Vermont probably couldn’t legally get away with trying to interfere with interstate commerce by banning private health insurance companies from doing business in the state, and in any case, their state legislature was never going to try. The bill they did pass to “investigate” the possibility of single payer also established (as required by the Affordable Care Act) an exchange for Vermonters to buy into private plans.

This isn’t semantic hairsplitting. Some crucial advantages of single-payer systems rely on the state having a monopoly on basic health insurance.

Take cost control. Many doctors currently refuse to take Medicaid because it pays out at a lower rate than private plans.
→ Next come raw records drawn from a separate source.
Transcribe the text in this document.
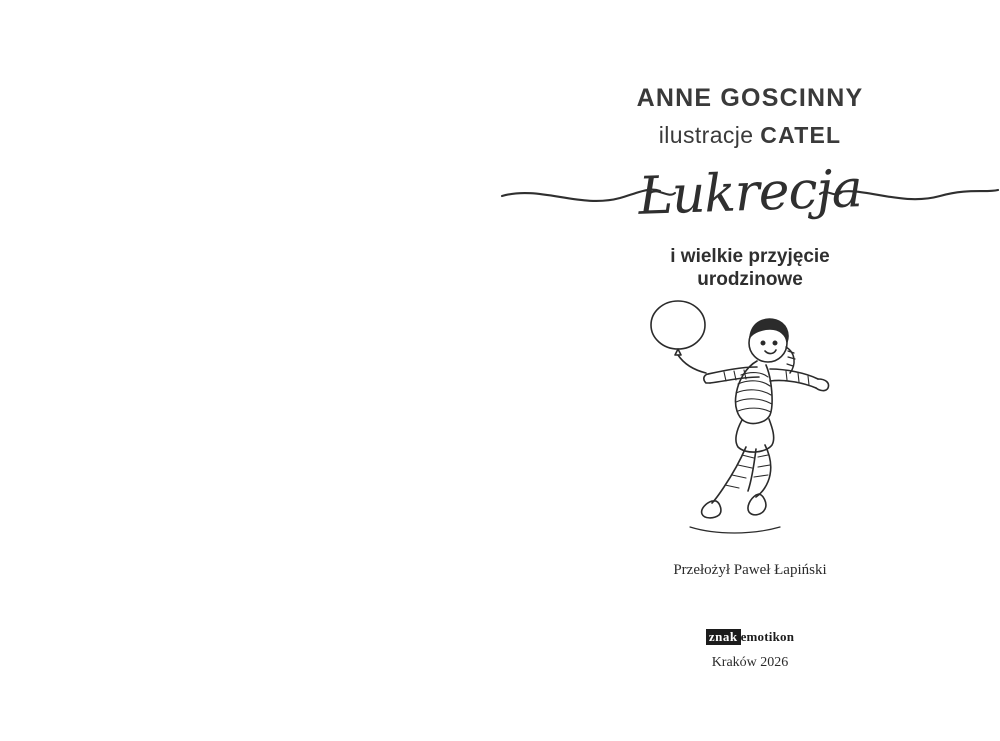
ANNE GOSCINNY
ilustracje CATEL
Lukrecja
i wielkie przyjęcie
urodzinowe
Przełożył Paweł Łapiński
znak emotikon
Kraków 2026
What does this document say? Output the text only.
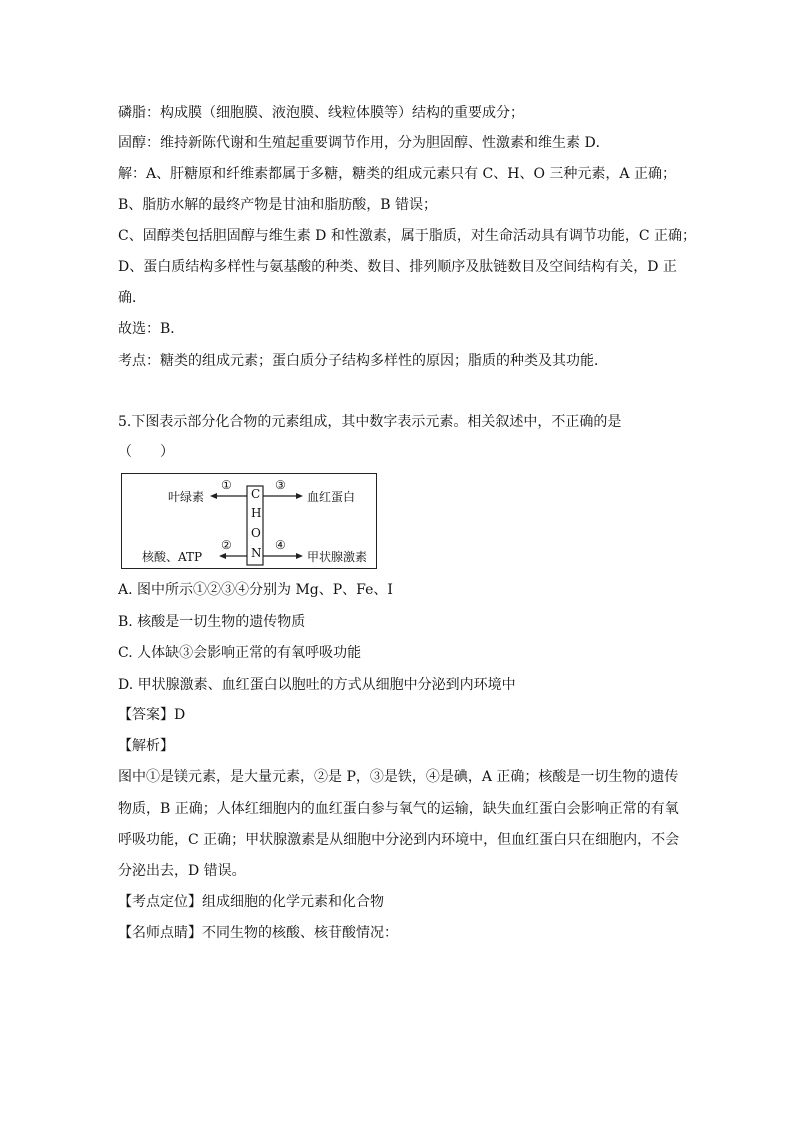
磷脂：构成膜（细胞膜、液泡膜、线粒体膜等）结构的重要成分；
固醇：维持新陈代谢和生殖起重要调节作用，分为胆固醇、性激素和维生素 D．
解：A、肝糖原和纤维素都属于多糖，糖类的组成元素只有 C、H、O 三种元素，A 正确；
B、脂肪水解的最终产物是甘油和脂肪酸，B 错误；
C、固醇类包括胆固醇与维生素 D 和性激素，属于脂质，对生命活动具有调节功能，C 正确；
D、蛋白质结构多样性与氨基酸的种类、数目、排列顺序及肽链数目及空间结构有关，D 正
确．
故选：B．
考点：糖类的组成元素；蛋白质分子结构多样性的原因；脂质的种类及其功能．
5.下图表示部分化合物的元素组成，其中数字表示元素。相关叙述中，不正确的是
（　　）
C
H
O
N
①
②
③
④
叶绿素
核酸、ATP
血红蛋白
甲状腺激素
A. 图中所示①②③④分别为 Mg、P、Fe、I
B. 核酸是一切生物的遗传物质
C. 人体缺③会影响正常的有氧呼吸功能
D. 甲状腺激素、血红蛋白以胞吐的方式从细胞中分泌到内环境中
【答案】D
【解析】
图中①是镁元素，是大量元素，②是 P，③是铁，④是碘，A 正确；核酸是一切生物的遗传
物质，B 正确；人体红细胞内的血红蛋白参与氧气的运输，缺失血红蛋白会影响正常的有氧
呼吸功能，C 正确；甲状腺激素是从细胞中分泌到内环境中，但血红蛋白只在细胞内，不会
分泌出去，D 错误。
【考点定位】组成细胞的化学元素和化合物
【名师点睛】不同生物的核酸、核苷酸情况：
If Vermont’s proposed public plan, Green Mountain Care, had come into existence, either it would have faced the same problem, or lawmakers would have had to continue to jack up the payout rates in a budget-busting attempt to compete with private plans.

If Bernie’s plan to abolish private plans (at least for basic insurance) were implemented, on the other hand, doctors and hospitals would have to either close their doors or make do with the rate that Medicare was willing to pay. The last several decades of Canadian history strongly suggest that most of them would learn to make do.

One of the logical fallacies I teach students in my critical thinking classes is the “fallacy of equivocation,” which is committed by arguments like this one:

Premise One: Only men are rational.

Premise Two: Women are not men.

Conclusion: Women are not rational.

On a syntactic level, this looks like a valid argument. The problem, of course, is that “men” is being used to mean “humans” in the first premise and “male humans” in the second premise. Similarly, Suderman’s argument seems to be something like this:

Premise One: Former governor Peter Shumlin tried and failed to implement single payer in Vermont.

Premise Two: ???

Conclusion: A President Bernie Sanders would fail if he tried to implement single payer on a national scale.

As we’ve seen, “single payer” means something different in the first premise and in the conclusion. In the premise, it means “a multi-payer system with a public option” — i.e. the sort of thing that candidates like Joe Biden, Julian Castro, and Pete Buttigieg have proposed.

More importantly, though, Suderman’s argument relies on a second equivocation. Governor Shumlin didn’t try and fail to get the legislature to sign off on the creation of Green Mountain Care. Nor was there some initial implementation of the program that ended in disaster. What happened was, quite simply, that Governor Shumlin got cold feet.

Suderman tells us that Shumlin decided not to go ahead with the plan for Green Mountain Care because it would have involved unacceptably high tax rates. Bernie Sanders, on the other hand, has always been comfortable telling voters and journalists that his Medicare for All plan would involve a tax increase for middle-income taxpayers. He’s emphasized, however, that the combination of this modest increase with the abolition of premiums, co-pays, and deductibles would mean considerable overall savings for those same taxpayers.

It’s hard to imagine Bernie Sanders simply deciding not to push for Medicare for All legislation after being elected president. If this isn’t what Suderman means to suggest, however, his central premise is irrelevant to his conclusion.

On the other hand, if he wants to suggest that single payer would “fail” in any other sense, all his work is still ahead of him. No one denies that a hypothetical President Sanders who used every available bit of political capital to push for single payer, instead of Shumlin-ing out, would face a steep uphill climb to make it happen. (No one is more aware of this problem than Sanders himself, who has been talking for years about the need for a grassroots “political revolution” to make his political agenda a reality.) Once such a program were in place, though, an abundance of evidence from several countries around the world strongly suggests that it would succeed in every sense.

Suderman describes the inference he tries to draw from Shumlin’s cold feet as “the strongest argument against Mr. Sanders’s single-player plan.” As a defender of Sanders’s plan, I hope he’s right. If this is the best argument the other side has to offer, they’ve lost the debate.